Once an Experiment has been run on an Entity, it also gains observed properties — the measured outputs produced by that Experiment.
Example¶
Here is an Entity representing a fine-tuning deployment configuration:
Identifier: dataset_id.news-tokens-16384plus-entries-4096-model_name.llama3-8b-number_gpus.4.0-model_max_length.2048.0-torch_dtype.bfloat16-batch_size.16.0-gpu_model.NVIDIA-A100-80GB-PCIe
Constitutive properties:
name value
0 dataset_id news-tokens-16384plus-entries-4096
1 model_name llama3-8b
2 number_gpus 4.0
3 model_max_length 2048.0
4 torch_dtype bfloat16
5 batch_size 16.0
6 gpu_model NVIDIA-A100-80GB-PCIe
The identifier is derived from the constitutive property values — two Entities with the same values are the same Entity. Once Experiments have been run on this Entity, observed properties (measured values such as train_tokens_per_second) will also appear. See Target and Observed Properties for more.
Measuring Entities with Experiments
In order for an Experiment to measure an Entity, the Entity's constitutive property values must fall within the input domains declared by the Experiment.
Entity Spaces¶
An individual Entity is a single point.
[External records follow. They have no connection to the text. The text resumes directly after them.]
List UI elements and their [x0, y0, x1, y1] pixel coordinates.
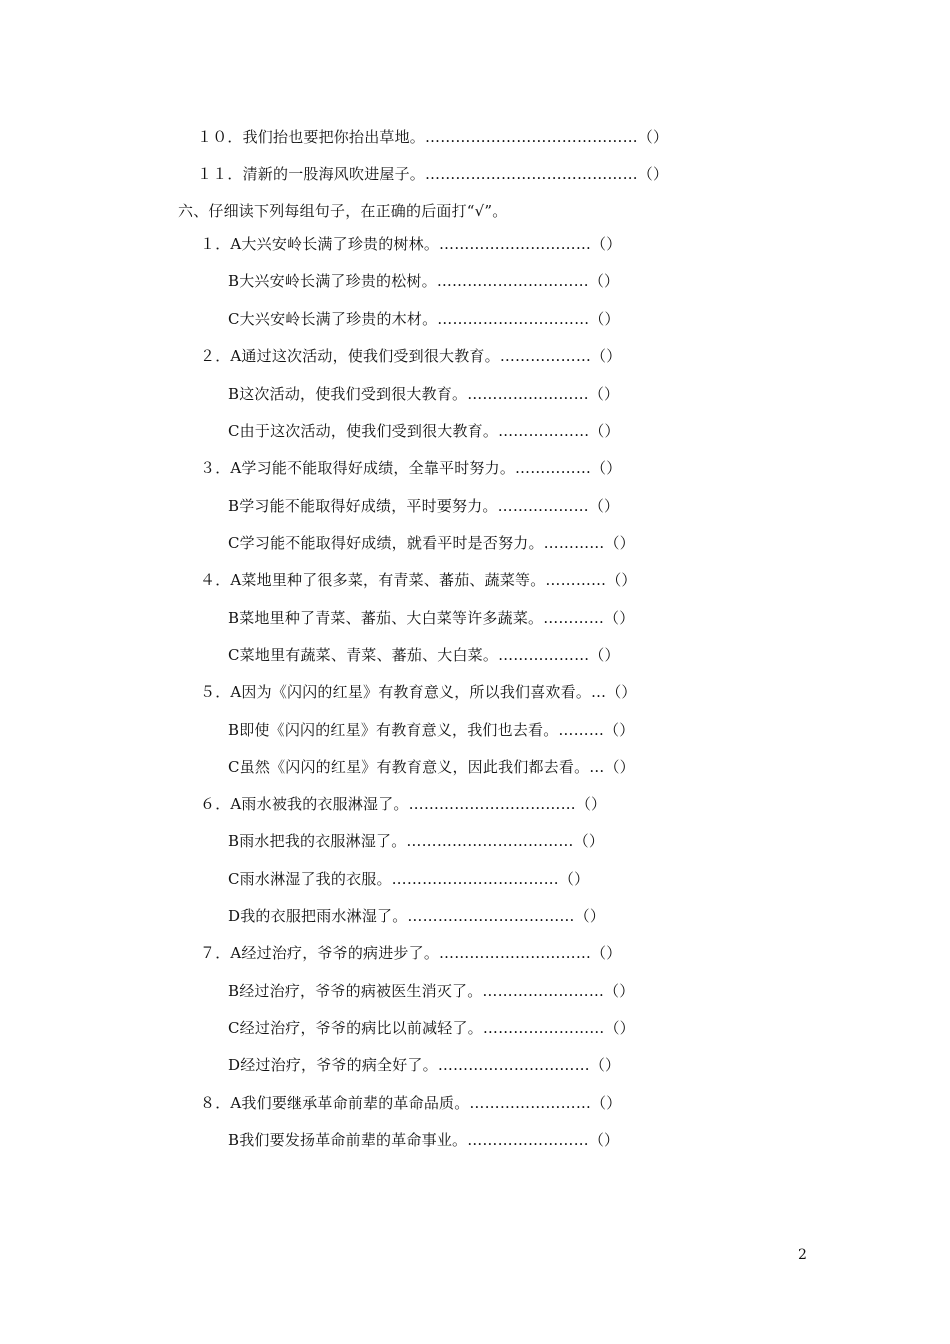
- q7-option-b: B经过治疗，爷爷的病被医生消灭了。……………………（）: [228, 982, 635, 1000]
- q1-option-a: １．A大兴安岭长满了珍贵的树林。…………………………（）: [200, 235, 622, 253]
- q1-option-b: B大兴安岭长满了珍贵的松树。…………………………（）: [228, 272, 620, 290]
- q7-option-c: C经过治疗，爷爷的病比以前减轻了。……………………（）: [228, 1019, 635, 1037]
- q2-option-b: B这次活动，使我们受到很大教育。……………………（）: [228, 385, 620, 403]
- q5-option-c: C虽然《闪闪的红星》有教育意义，因此我们都去看。…（）: [228, 758, 635, 776]
- q4-option-c: C菜地里有蔬菜、青菜、蕃茄、大白菜。………………（）: [228, 646, 620, 664]
- q6-option-c: C雨水淋湿了我的衣服。……………………………（）: [228, 870, 590, 888]
- page-number: 2: [798, 1247, 807, 1263]
- q6-option-d: D我的衣服把雨水淋湿了。……………………………（）: [228, 907, 606, 925]
- q7-option-d: D经过治疗，爷爷的病全好了。…………………………（）: [228, 1056, 621, 1074]
- q4-option-b: B菜地里种了青菜、蕃茄、大白菜等许多蔬菜。…………（）: [228, 609, 635, 627]
- q4-option-a: ４．A菜地里种了很多菜，有青菜、蕃茄、蔬菜等。…………（）: [200, 571, 637, 589]
- q1-option-c: C大兴安岭长满了珍贵的木材。…………………………（）: [228, 310, 620, 328]
- item-10: １０．我们抬也要把你抬出草地。……………………………………（）: [197, 128, 669, 146]
- q5-option-b: B即使《闪闪的红星》有教育意义，我们也去看。………（）: [228, 721, 635, 739]
- q3-option-a: ３．A学习能不能取得好成绩，全靠平时努力。……………（）: [200, 459, 622, 477]
- q6-option-a: ６．A雨水被我的衣服淋湿了。……………………………（）: [200, 795, 607, 813]
- q6-option-b: B雨水把我的衣服淋湿了。……………………………（）: [228, 832, 605, 850]
- q8-option-a: ８．A我们要继承革命前辈的革命品质。……………………（）: [200, 1094, 622, 1112]
- item-11: １１．清新的一股海风吹进屋子。……………………………………（）: [197, 165, 669, 183]
- section-6-heading: 六、仔细读下列每组句子，在正确的后面打“√”。: [178, 202, 508, 220]
- q7-option-a: ７．A经过治疗，爷爷的病进步了。…………………………（）: [200, 944, 622, 962]
- q8-option-b: B我们要发扬革命前辈的革命事业。……………………（）: [228, 1131, 620, 1149]
- q3-option-b: B学习能不能取得好成绩，平时要努力。………………（）: [228, 497, 620, 515]
- q2-option-c: C由于这次活动，使我们受到很大教育。………………（）: [228, 422, 620, 440]
- q2-option-a: ２．A通过这次活动，使我们受到很大教育。………………（）: [200, 347, 622, 365]
- q3-option-c: C学习能不能取得好成绩，就看平时是否努力。…………（）: [228, 534, 635, 552]
- q5-option-a: ５．A因为《闪闪的红星》有教育意义，所以我们喜欢看。…（）: [200, 683, 637, 701]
An Entity Space defines the full set of Entities you want to explore — all the points you could potentially measure.
An Entity Space is a set of constitutive properties, each with a Property Domain that constrains the values it can take. Each property is a dimension of the space, and every combination of values across all dimensions is an Entity in the space. That is, the Entity Space is the cartesian product of the dimensions.
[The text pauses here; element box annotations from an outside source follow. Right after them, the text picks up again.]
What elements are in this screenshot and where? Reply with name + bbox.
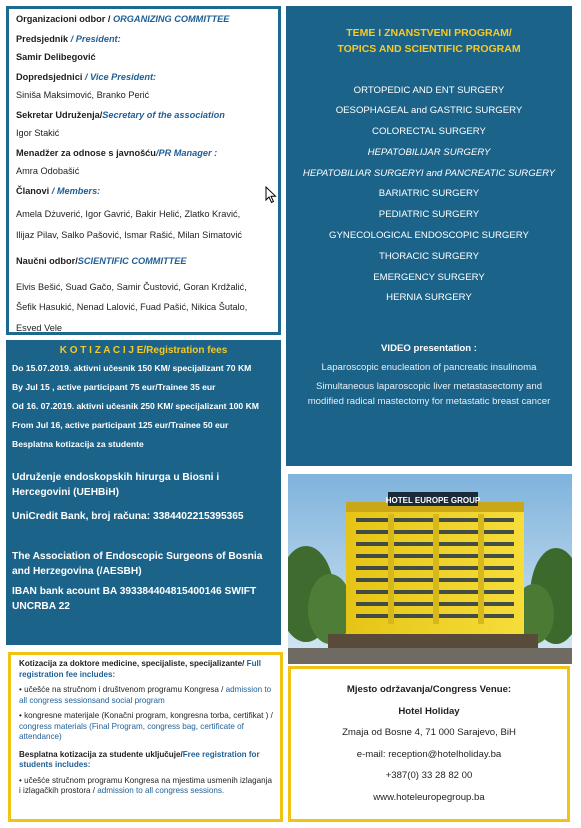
- topics-title: TEME I ZNANSTVENI PROGRAM/ TOPICS AND SCIENTIFIC PROGRAM: [337, 27, 521, 55]
- list-item: Ilijaz Pilav, Salko Pašović, Ismar Rašić, Milan Simatović: [16, 229, 243, 240]
- list-item: BARIATRIC SURGERY: [378, 188, 480, 200]
- list-item: Šefik Hasukić, Nenad Lalović, Fuad Pašić, Nikica Šutalo,: [16, 302, 248, 312]
- secretary-heading: Sekretar Udruženja/Secretary of the association: [16, 109, 225, 120]
- list-item: HEPATOBILIAR SURGERYI and PANCREATIC SURGERY: [302, 167, 556, 179]
- vice-president-heading: Dopredsjednici / Vice President:: [16, 71, 157, 82]
- vice-president-names: Siniša Maksimović, Branko Perić: [16, 90, 150, 100]
- pr-name: Amra Odobašić: [16, 166, 80, 176]
- hotel-building-image: [288, 474, 572, 664]
- fee-line: By Jul 15 , active participant 75 eur/Trainee 35 eur: [12, 382, 216, 392]
- list-item: Esved Vele: [16, 322, 62, 333]
- president-name: Samir Delibegović: [16, 52, 96, 62]
- venue-address: Zmaja od Bosne 4, 71 000 Sarajevo, BiH: [342, 727, 516, 738]
- list-item: HEPATOBILIJAR SURGERY: [367, 146, 491, 158]
- secretary-name: Igor Stakić: [16, 128, 60, 138]
- list-item: • učešće na stručnom i društvenom programu Kongresa / admission to all congress sessionsand social program: [19, 685, 272, 705]
- fee-line: Do 15.07.2019. aktivni učesnik 150 KM/ specijalizant 70 KM: [12, 363, 252, 373]
- list-item: COLORECTAL SURGERY: [372, 126, 486, 138]
- includes-heading: Kotizacija za doktore medicine, specijaliste, specijalizante/ Full registration fee includes:: [19, 659, 262, 679]
- mouse-cursor-icon: [265, 186, 277, 204]
- list-item: PEDIATRIC SURGERY: [378, 209, 480, 221]
- committee-heading: Organizacioni odbor / ORGANIZING COMMITTEE: [16, 14, 230, 24]
- venue-name: Hotel Holiday: [398, 705, 460, 717]
- hotel-photo: [288, 474, 572, 664]
- student-includes-heading: Besplatna kotizacija za studente uključuje/Free registration for students includes:: [19, 749, 260, 770]
- video-presentation-heading: VIDEO presentation :: [381, 343, 477, 355]
- list-item: ORTOPEDIC AND ENT SURGERY: [353, 84, 505, 96]
- list-item: • kongresne materijale (Konačni program, kongresna torba, certifikat ) / congress materials (Final Program, congress bag, certificate of attendance): [19, 711, 273, 742]
- fee-line: Od 16. 07.2019. aktivni učesnik 250 KM/ specijalizant 100 KM: [12, 401, 259, 411]
- members-heading: Članovi / Members:: [16, 185, 101, 196]
- venue-email[interactable]: e-mail: reception@hotelholiday.ba: [356, 748, 502, 760]
- congress-venue-panel: [288, 666, 570, 822]
- topics-panel: [286, 6, 572, 466]
- fee-line: From Jul 16, active participant 125 eur/Trainee 50 eur: [12, 420, 229, 430]
- registration-includes-panel: [8, 652, 283, 822]
- list-item: OESOPHAGEAL and GASTRIC SURGERY: [335, 105, 523, 117]
- association-name-en: The Association of Endoscopic Surgeons of Bosnia and Herzegovina (/AESBH): [12, 551, 263, 578]
- pr-heading: Menadžer za odnose s javnošću/PR Manager :: [16, 147, 218, 158]
- members-list: [16, 209, 278, 241]
- registration-fees-panel: [6, 340, 281, 645]
- hotel-sign: HOTEL EUROPE GROUP: [385, 496, 481, 505]
- list-item: THORACIC SURGERY: [378, 250, 480, 262]
- bank-account: UniCredit Bank, broj računa: 3384402215395365: [12, 510, 244, 522]
- iban-swift: IBAN bank acount BA 393384404815400146 SWIFT UNCRBA 22: [12, 585, 257, 612]
- president-heading: Predsjednik / President:: [16, 33, 121, 44]
- list-item: Elvis Bešić, Suad Gačo, Samir Čustović, Goran Krdžalić,: [16, 281, 247, 292]
- list-item: HERNIA SURGERY: [386, 292, 472, 304]
- scientific-members-list: [16, 282, 278, 335]
- association-name: Udruženje endoskopskih hirurga u Biosni i Hercegovini (UEHBiH): [12, 472, 220, 498]
- list-item: Amela Dżuverić, Igor Gavrić, Bakir Helić, Zlatko Kravić,: [16, 209, 241, 219]
- list-item: GYNECOLOGICAL ENDOSCOPIC SURGERY: [329, 230, 529, 242]
- list-item: EMERGENCY SURGERY: [373, 271, 485, 283]
- fee-line: Besplatna kotizacija za studente: [12, 439, 144, 449]
- topics-list: [286, 81, 572, 310]
- scientific-committee-heading: Naučni odbor/SCIENTIFIC COMMITTEE: [16, 256, 187, 266]
- venue-phone: +387(0) 33 28 82 00: [385, 770, 473, 781]
- list-item: • učešće stručnom programu Kongresa na mjestima usmenih izlaganja i izlagačkih prostora / admission to all congress sessions.: [19, 775, 272, 796]
- video-item: Simultaneous laparoscopic liver metastasectomy and modified radical mastectomy for metastatic breast cancer: [307, 381, 551, 407]
- organizing-committee-panel: [6, 6, 281, 335]
- video-item: Laparoscopic enucleation of pancreatic insulinoma: [321, 362, 537, 374]
- venue-title: Mjesto održavanja/Congress Venue:: [346, 684, 512, 695]
- venue-website-link[interactable]: www.hoteleuropegroup.ba: [373, 791, 485, 803]
- fees-title: K O T I Z A C I J E/Registration fees: [59, 345, 228, 356]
Example: Fine-tuning Deployment Configuration¶
Number entities: 80
Categorical properties:
name values
0 dataset_id [news-tokens-16384plus-entries-4096]
1 model_name [granite-8b-code-base]
2 torch_dtype [bfloat16]
3 gpu_model [NVIDIA-A100-80GB-PCIe]
Discrete properties:
name range interval values
0 number_gpus [2, 5] None [2, 4]
1 model_max_length [512, 8193] None [512, 1024, 2048, 4096, 8192]
2 batch_size [1, 129] None [1, 2, 4, 8, 16, 32, 64, 128]
This space has 7 dimensions: 4 categorical (each fixed to a single value) and 3 discrete. The total number of Entities is the product of the number of values in each dimension:
1 × 1 × 1 × 1 × 2 × 5 × 8 = 80 Entities
Each Property Domain constrains one dimension. The categorical properties list their allowed values explicitly; the discrete properties specify a range and a set of values within it. For the full list of domain types see Properties and Domains.